The end of chapter 40 contains the famous verses about gaining new strength by waiting on the Lord. Verse 30 describes the exhausted men as "weary" and as those who "stumble." The same two terms are used in 5:27 to portray an Assyrian army that was empowered by the Lord.
Rachel Margalioth has assembled a large number of additional examples of this sort. One significant area she has investigated is the way that Isaiah used the same words in passages about judgment and in passages about comfort. The land that will become desolate and forsaken will one day no longer be called forsaken and desolate (6:11-12; 62:4). God will "break down the wall" around Israel (5:5), but someday Israel will be able to "wall up the break" (58:12).11
These examples strongly suggest that the Book of Isaiah was written by a single author.
It strongly suggests someone was mimicking the author more than it suggests the authors were the same.
Milesius wrote:To escape this conclusion, one must argue that someone who lived after Isaiah was so heavily influenced by him that he consciously copied Isaiah's style.
This author seems to suggest there's something problematic about that notion. It happened all the time. Isaiah was one of the most popular books of the Bible in Second Temple Judaism. Look at the Hodayot. They cull vernacular from Isaiah in just about every line.
Milesius wrote:One could also argue that the phraseology of the later "Isaiahs" was interpolated into earlier chapters, but such a judgment is hopelessly subjective. 12[/i] (
Herbert M. Wolf.
Interpreting Isaiah: the suffering and glory of the Messiah. Zondervan, 1985)
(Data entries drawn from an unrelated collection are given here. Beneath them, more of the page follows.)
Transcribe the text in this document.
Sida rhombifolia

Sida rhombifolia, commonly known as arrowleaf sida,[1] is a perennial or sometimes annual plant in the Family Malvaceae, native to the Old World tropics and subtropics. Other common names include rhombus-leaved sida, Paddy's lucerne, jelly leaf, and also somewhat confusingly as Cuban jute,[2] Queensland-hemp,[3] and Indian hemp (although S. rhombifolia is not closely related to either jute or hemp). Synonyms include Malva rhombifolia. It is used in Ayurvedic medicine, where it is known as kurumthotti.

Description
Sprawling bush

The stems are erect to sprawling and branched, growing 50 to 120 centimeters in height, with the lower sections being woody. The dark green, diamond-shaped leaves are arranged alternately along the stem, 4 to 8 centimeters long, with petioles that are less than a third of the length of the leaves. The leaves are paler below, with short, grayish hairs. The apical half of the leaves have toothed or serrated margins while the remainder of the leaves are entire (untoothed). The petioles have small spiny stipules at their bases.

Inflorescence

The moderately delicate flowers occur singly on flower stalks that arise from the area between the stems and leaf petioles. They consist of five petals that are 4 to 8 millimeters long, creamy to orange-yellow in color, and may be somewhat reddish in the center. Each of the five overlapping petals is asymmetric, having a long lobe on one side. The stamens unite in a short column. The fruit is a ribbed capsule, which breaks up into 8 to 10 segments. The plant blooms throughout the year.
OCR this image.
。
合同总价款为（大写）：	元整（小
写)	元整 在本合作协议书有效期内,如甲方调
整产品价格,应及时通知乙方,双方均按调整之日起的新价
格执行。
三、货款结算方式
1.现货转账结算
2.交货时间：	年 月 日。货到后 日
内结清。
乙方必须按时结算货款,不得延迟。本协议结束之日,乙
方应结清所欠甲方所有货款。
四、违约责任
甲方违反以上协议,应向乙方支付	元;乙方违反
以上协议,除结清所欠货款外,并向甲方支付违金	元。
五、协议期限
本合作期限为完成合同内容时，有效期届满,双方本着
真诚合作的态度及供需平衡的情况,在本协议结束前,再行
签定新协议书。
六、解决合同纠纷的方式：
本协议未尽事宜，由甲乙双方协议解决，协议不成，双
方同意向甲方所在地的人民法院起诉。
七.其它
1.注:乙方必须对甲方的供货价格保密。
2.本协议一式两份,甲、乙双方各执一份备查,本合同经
This author has produced evidence that supports two authors just as much as it supports a single author. In fact, he later states that there are significant differences between the two, and that one may have been written years after the other. He still insists they were written by the same author, though. As I said, I don't know any scholars who argue for Isaiah's unity on methodologically sound grounds, and this is no exception by any stretch of the imagination. Also, this author does not address the many, many problems with asserting a single author. For instance, Isaiah's name is mentioned sixteen time in Isaiah 1-39, but it is never mentioned in Deutero-Isaiah. While Isaiah 1-39 accurately describe life in 8th century Judah and contemporary social and ideological concerns, chapters 40-55 speak as if the exile had already taken place, and address exilic social and ideological concerns. In fact, the author is predicting Israel's redemption from the exile, as if the actual exile had already taken place. The author even commits a great deal of discussion to the appropriateness of God's using a foreign king to free Israel. None of these concepts is found in Isaiah 1-39. Next, the book of Jeremiah predicted Israel's defeat and exile at the hand of the Babylonians, appealing to numerous different texts in support of avoiding resistance. Deutero-Isaiah would have been a slam dunk with its guarantee of Israel's deportation at God's insistence. Isaiah 1-39 wouldn't have helped his argument at all, in fact it would have been counter-productive in some places, but he would not have found a more perfect scriptural witness than Deutero-Isaiah. No mention is made, though. It seems bizarre that Jeremiah would not mention those chapters. We do have evidence, however, that Deutero-Isaiah is actually based on Jeremiah. This could only happen if Deutero-Isaiah was written after the deportation of Israel (Benjamin D. Sommer, "New Light on the Composition of Jeremiah," Catholic Biblical Quarterly 61 [1999]: 646-66; Shaleom Paul, "Literary and Ideological Echoes of Jeremiah in Deutero-Isaiah," in Proceedings of the 5th World Congress of Jewish Studies vol. 1 [Jerusalem: Hebrew University, 1969], 102-20.). Pointing out that some of the concepts are parallel does not make all the disparities go away. Again, the author does not produce a methodologically sound argument at all.